Again, Sebekh deployed the Nightbringer shard, this time to delay and confound the enemy with its strange permanence. Eventually it was smashed down by their forces, their blades finally taking their toll. The leader of the mutant monkey-forms continued to fight on, and Warden Nesos had withdrawn the Warriors to use their gauss reapers on him rather than continue the fight. Which was the window the warrior needed to attack Sebekh himself. The leader was lightning-fast despite his bulk, and Sebekh quickly realized he was outmatched in melee. “I guess I watch this one from afar,” he said, and recalled himself to the Tomb Ship while slaving his consciousness over-ride to the Doom Scythe so he could keep viewing the assault. The monkey-form leader seemed to do much the same with his own teleportation matrix that must be embedded in his armor, as a fusillade of tesla fire from the Immortals found weak points in his armor thanks to sheer volume.
At the end there were two lone warriors of the ornate monkey-form mutants left, suffering the fire of his forces while they stood back to back and slowly advanced. The had reached the edge of the trench, and could see only the remnants of the man they were seeking to rescue as he lay at the feet of the Immortals. His eyes were blank, glassy, and his jaw moved slowly as if he was speaking. Small bulbs on his head would bubble up where a scarab moved from one vantage point on his mind to another, crawling between skull and skin. With a final squealing screech, the last of his mind was well and truly stripped. Sebekh reviewed what had been obtained: only things of interest to the monkey-forms. Not a bit about his beacon. “Bah,” he said aloud. “Initiate full recall. Let the last of the monkey-forms have their rescue.” His forces began phasing out, all except the mindshackle scarabs themselves. They had nothing more to recover from the man’s broken mind, but Sebekh instructed them to stay. To become even more visible on his skin, and start causing pain. The ornately-armored monkey-forms would find their prize to be in very poor state, and no doubt need to carry out their xenophobic judgment on their own ally and subject of their rescue, thanks to the presence of the scarabs. “A little gift from me to you,” Sebekh said to the air, as if the monkey-form leader was there with him. “Enjoy.”
Painting Progress
Finished up the Nightbringer C’tan shard. This isn’t the original Games Workshop model, but a resin model from Creature Caster (called their Death Elemental).
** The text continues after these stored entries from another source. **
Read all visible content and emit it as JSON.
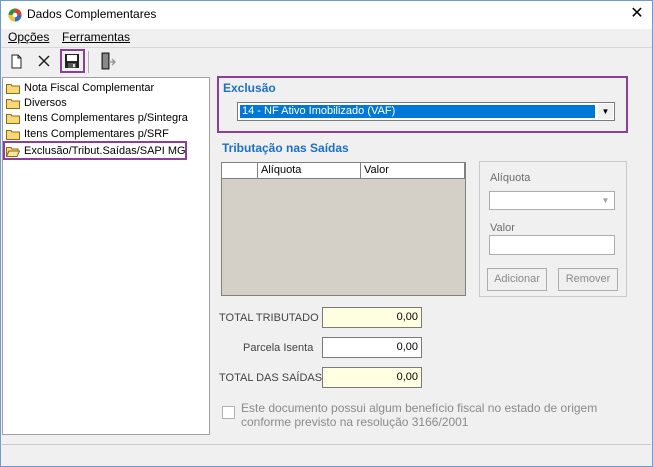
{
  "window": {
    "title": "Dados Complementares",
    "close_glyph": "✕"
  },
  "menu": [
    {
      "label": "Opções"
    },
    {
      "label": "Ferramentas"
    }
  ],
  "toolbar": {
    "icons": [
      "new-document-icon",
      "delete-icon",
      "save-icon",
      "exit-door-icon"
    ]
  },
  "tree": {
    "items": [
      {
        "label": "Nota Fiscal Complementar"
      },
      {
        "label": "Diversos"
      },
      {
        "label": "Itens Complementares p/Sintegra"
      },
      {
        "label": "Itens Complementares p/SRF"
      },
      {
        "label": "Exclusão/Tribut.Saídas/SAPI MG",
        "selected": true
      }
    ]
  },
  "exclusao": {
    "title": "Exclusão",
    "selected_value": "14 - NF Ativo Imobilizado (VAF)"
  },
  "tributacao": {
    "title": "Tributação nas Saídas",
    "columns": [
      "",
      "Alíquota",
      "Valor"
    ],
    "rows": []
  },
  "side_form": {
    "aliquota_label": "Alíquota",
    "valor_label": "Valor",
    "add_button": "Adicionar",
    "remove_button": "Remover"
  },
  "totals": {
    "total_tributado_label": "TOTAL TRIBUTADO",
    "total_tributado_value": "0,00",
    "parcela_isenta_label": "Parcela Isenta",
    "parcela_isenta_value": "0,00",
    "total_saidas_label": "TOTAL DAS SAÍDAS",
    "total_saidas_value": "0,00"
  },
  "checkbox": {
    "label": "Este documento possui algum benefício fiscal no estado de origem conforme previsto na resolução 3166/2001",
    "checked": false
  },
  "colors": {
    "accent_title": "#1d6fc4",
    "highlight_border": "#8b3f96",
    "total_field_bg": "#ffffe1",
    "selection_bg": "#0078d7"
  }
}
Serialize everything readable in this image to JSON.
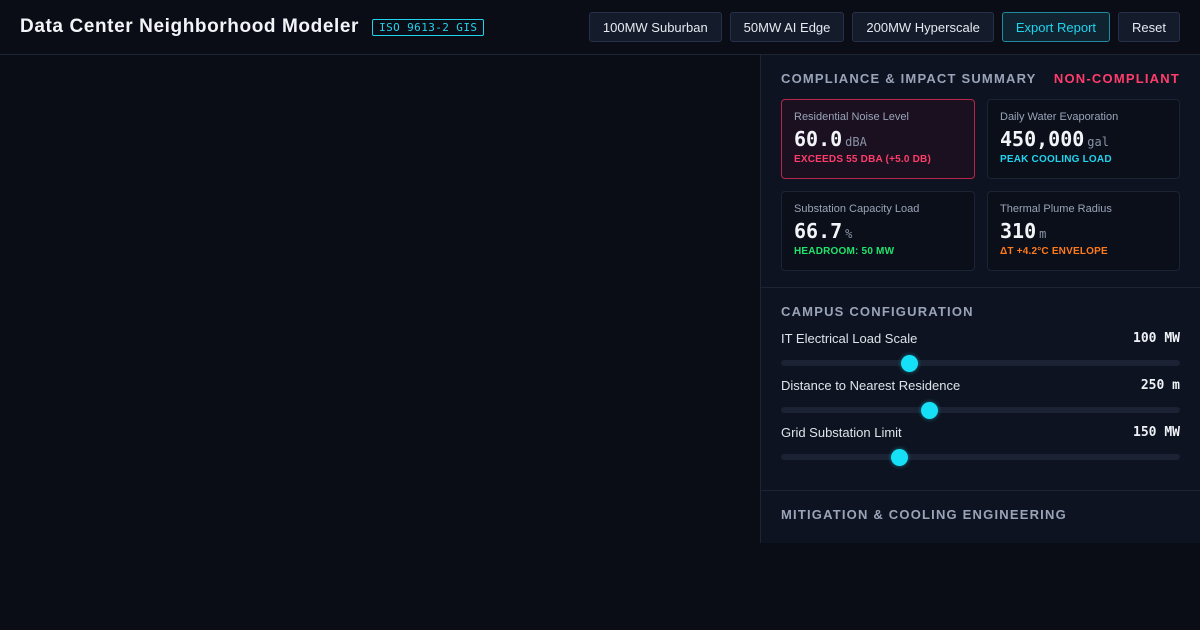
{
  "app": {
    "title": "Data Center Neighborhood Modeler",
    "standard_badge": "ISO 9613-2 GIS"
  },
  "toolbar": {
    "presets": [
      "100MW Suburban",
      "50MW AI Edge",
      "200MW Hyperscale"
    ],
    "export_label": "Export Report",
    "reset_label": "Reset"
  },
  "summary": {
    "title": "COMPLIANCE & IMPACT SUMMARY",
    "status": "NON-COMPLIANT",
    "cards": [
      {
        "label": "Residential Noise Level",
        "value": "60.0",
        "unit": "dBA",
        "note": "EXCEEDS 55 DBA (+5.0 DB)",
        "note_color": "#ff3d6b",
        "alert": true
      },
      {
        "label": "Daily Water Evaporation",
        "value": "450,000",
        "unit": "gal",
        "note": "PEAK COOLING LOAD",
        "note_color": "#22d3ee",
        "alert": false
      },
      {
        "label": "Substation Capacity Load",
        "value": "66.7",
        "unit": "%",
        "note": "HEADROOM: 50 MW",
        "note_color": "#22e36b",
        "alert": false
      },
      {
        "label": "Thermal Plume Radius",
        "value": "310",
        "unit": "m",
        "note": "ΔT +4.2°C ENVELOPE",
        "note_color": "#ff7a1a",
        "alert": false
      }
    ]
  },
  "campus": {
    "title": "CAMPUS CONFIGURATION",
    "sliders": [
      {
        "label": "IT Electrical Load Scale",
        "value": "100 MW",
        "level": 0.32
      },
      {
        "label": "Distance to Nearest Residence",
        "value": "250 m",
        "level": 0.37
      },
      {
        "label": "Grid Substation Limit",
        "value": "150 MW",
        "level": 0.295
      }
    ]
  },
  "mitigation": {
    "title": "MITIGATION & COOLING ENGINEERING"
  },
  "colors": {
    "accent": "#22d3ee",
    "alert": "#ff3d6b",
    "ok": "#22e36b",
    "warn": "#ff7a1a",
    "background": "#0a0d15"
  }
}
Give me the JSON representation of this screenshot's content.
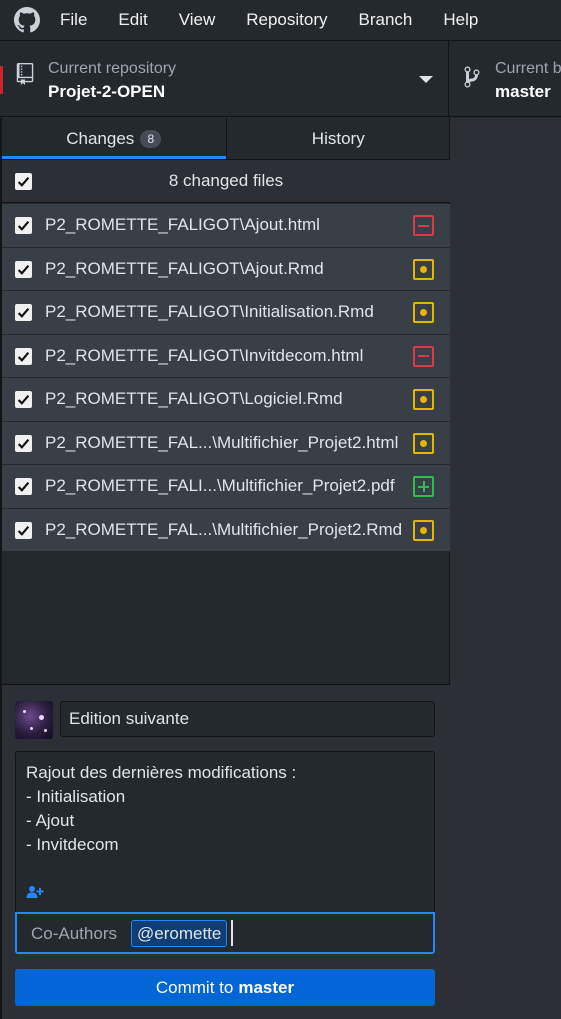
{
  "menu": {
    "logo_icon": "github-octocat-icon",
    "items": [
      "File",
      "Edit",
      "View",
      "Repository",
      "Branch",
      "Help"
    ]
  },
  "toolbar": {
    "repo_label": "Current repository",
    "repo_name": "Projet-2-OPEN",
    "branch_label": "Current branch",
    "branch_name": "master"
  },
  "tabs": {
    "changes_label": "Changes",
    "changes_count": "8",
    "history_label": "History"
  },
  "changes": {
    "header": "8 changed files",
    "files": [
      {
        "path": "P2_ROMETTE_FALIGOT\\Ajout.html",
        "status": "deleted"
      },
      {
        "path": "P2_ROMETTE_FALIGOT\\Ajout.Rmd",
        "status": "modified"
      },
      {
        "path": "P2_ROMETTE_FALIGOT\\Initialisation.Rmd",
        "status": "modified"
      },
      {
        "path": "P2_ROMETTE_FALIGOT\\Invitdecom.html",
        "status": "deleted"
      },
      {
        "path": "P2_ROMETTE_FALIGOT\\Logiciel.Rmd",
        "status": "modified"
      },
      {
        "path": "P2_ROMETTE_FAL...\\Multifichier_Projet2.html",
        "status": "modified"
      },
      {
        "path": "P2_ROMETTE_FALI...\\Multifichier_Projet2.pdf",
        "status": "added"
      },
      {
        "path": "P2_ROMETTE_FAL...\\Multifichier_Projet2.Rmd",
        "status": "modified"
      }
    ]
  },
  "commit": {
    "summary": "Edition suivante",
    "description_lines": [
      "Rajout des dernières modifications :",
      "- Initialisation",
      "- Ajout",
      "- Invitdecom"
    ],
    "coauthors_label": "Co-Authors",
    "coauthor": "@eromette",
    "button_prefix": "Commit to",
    "button_branch": "master"
  },
  "colors": {
    "accent": "#0366d6",
    "modified": "#e5b600",
    "deleted": "#d73a49",
    "added": "#2cbe4e"
  }
}
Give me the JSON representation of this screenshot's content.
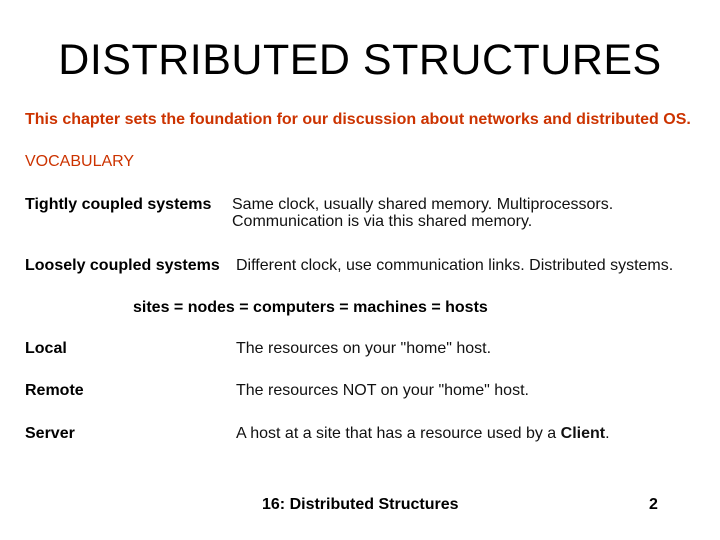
{
  "slide": {
    "title": "DISTRIBUTED  STRUCTURES",
    "intro": "This chapter sets the foundation for our discussion about networks and distributed OS.",
    "section_heading": "VOCABULARY",
    "colors": {
      "accent": "#cc3300",
      "text": "#000000",
      "background": "#ffffff"
    },
    "definitions": [
      {
        "term": "Tightly coupled systems",
        "lines": [
          "Same clock, usually shared memory. Multiprocessors.",
          "Communication is via this shared memory."
        ]
      },
      {
        "term": "Loosely coupled systems",
        "lines": [
          "Different clock, use communication links. Distributed systems."
        ]
      }
    ],
    "synonyms": "sites = nodes = computers = machines = hosts",
    "roles": [
      {
        "term": "Local",
        "definition": "The  resources on your \"home\" host."
      },
      {
        "term": "Remote",
        "definition": "The  resources NOT on your \"home\" host."
      },
      {
        "term": "Server",
        "definition_prefix": "A host at a site that has a resource used by a ",
        "definition_bold": "Client",
        "definition_suffix": "."
      }
    ],
    "footer": {
      "label": "16: Distributed Structures",
      "page_number": "2"
    }
  }
}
I think it makes an amazing alternative Nightbringer model. Really pleased with how it turned out, and I like the way it’s got hints of the Necron color scheme in the metal portions and weapon.
A reverse view to show the portal it’s emerging from is below. This does a good job too of making it feel like a shard: just a piece of the entity of cosmic power.
I also finished up 10 Warriors with Gauss Reapers, these are the ones that get ported around in the Ghost Ark. Good to have more models finished to round out options for the force.
In all some good painting progress. I’m still behind pace on hitting the goal (today is exactly 70 days into the year, so at a PL-per-day pace I would be at 70. But such is, and I’m still really pleased with the project.